Part 47

35.8K 4.8K 488
                                    


Ketukan pelan disebuah pintu kayu bercat putih gading tak membuat perempuan yang sedang duduk ditengah ranjang bergerak sedikitpun. Dia masih betah menatap tembok polos didepannya dengan air mata terus mengalir, ingatan-ingatan tentang kehidupannya berputar bagai kaset rusak di otaknya. Penyesalan, kekecewaan, sakit hati dan dendam yang mendalam semakin membuat hatinya terasa sangat sakit.

Entah dosa besar apa yang sudah pernah dia lakukan, sampai Tuhan menghukumnya dengan penderitaan seperti ini. Keluarganya hancur, kakaknya sibuk memulai bisnis baru karena semua bisnis yang mereka jalani dulu berawal dari harta sang papa. Dan saat ini, dia sendiri, memikul beban yang tak pernah dia pikirkan sebelumnya.

Beban yang benar-benar menguras mental, batin dan fisiknya. Sakit yang terasa begitu nyata walaupun tak dapat dilihat mata. Luka yang sangat basah dihatinya yang dia yakini tak dapat kering dengan secepatnya. Atau bahkan tak akan pernah kering dan sembuh seperti sedia kala.

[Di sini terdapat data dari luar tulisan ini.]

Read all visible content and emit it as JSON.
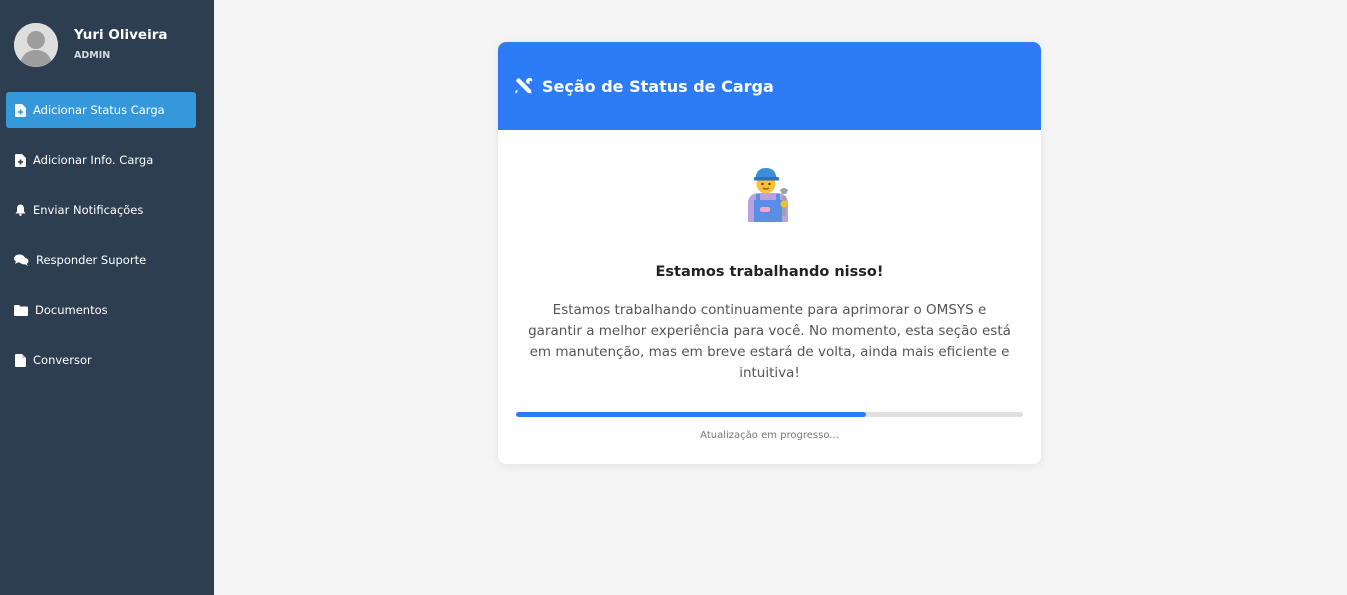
{
  "sidebar": {
    "user": {
      "name": "Yuri Oliveira",
      "role": "ADMIN"
    },
    "items": [
      {
        "label": "Adicionar Status Carga",
        "icon": "file-plus-icon",
        "active": true
      },
      {
        "label": "Adicionar Info. Carga",
        "icon": "file-plus-icon",
        "active": false
      },
      {
        "label": "Enviar Notificações",
        "icon": "bell-icon",
        "active": false
      },
      {
        "label": "Responder Suporte",
        "icon": "comments-icon",
        "active": false
      },
      {
        "label": "Documentos",
        "icon": "folder-icon",
        "active": false
      },
      {
        "label": "Conversor",
        "icon": "file-icon",
        "active": false
      }
    ]
  },
  "card": {
    "title": "Seção de Status de Carga",
    "title_icon": "tools-icon",
    "illustration": "mechanic-emoji",
    "subtitle": "Estamos trabalhando nisso!",
    "description": "Estamos trabalhando continuamente para aprimorar o OMSYS e garantir a melhor experiência para você. No momento, esta seção está em manutenção, mas em breve estará de volta, ainda mais eficiente e intuitiva!",
    "progress_percent": 69,
    "progress_label": "Atualização em progresso..."
  },
  "colors": {
    "sidebar_bg": "#2c3e50",
    "active_item": "#3498db",
    "header_bg": "#2d7cf6",
    "progress_fill": "#2d7cf6",
    "page_bg": "#f5f5f5"
  }
}
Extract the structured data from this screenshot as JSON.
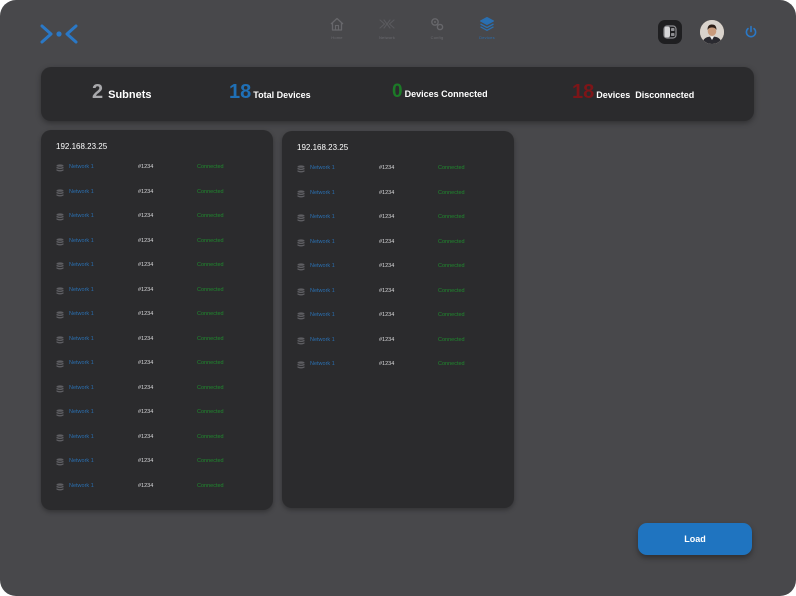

"Baby?" panggilan lembut dari kekasihnya di ambang pintu kamar tak mengusik ketenangannya sedikitpun. Dia masih sangat fokus dan tak mengindahkan panggilan itu.

"Makan malam, ya. Kamu dari tadi gak mau makan." Imbuhnya saat tak mendapat jawaban apapun dari Azzura.

Dengan gelengan pelan, Azzura menoleh dengan wajah datar, bibirnya menampilkan satu garis lurus. Bahkan tak ada tanda-tanda akan tersenyum ataupun ekspresi ceria seperti biasanya.

Gavril menghembuskan napasnya panjang sebelum berjalan masuk kamar. Sebelumnya dia sudah menutup pintunya dan membawa nampan berisi makan malam dan susu untuk Azzura. Setelah pergi untuk mengurus sesuatu, Gavril segera pulang saat mendengar kabar Azzura tak mau makan sama sekali. Bahkan ganti baju saja dia tak mau.

"Walaupun hanya sedikit, tapi tetap harus makan. Kamu gak kasihan sama tubuhmu?"

Gavril menaruh nampannya di atas meja kecil yang ada di kamar tersebut. Setelahnya, dia duduk tepat di depan Azzura dan menggenggam jemari kekasihnya. Sorot mata yang sangat teduh dan lembut membuat Azzura meneteskan air mata tanpa diminta.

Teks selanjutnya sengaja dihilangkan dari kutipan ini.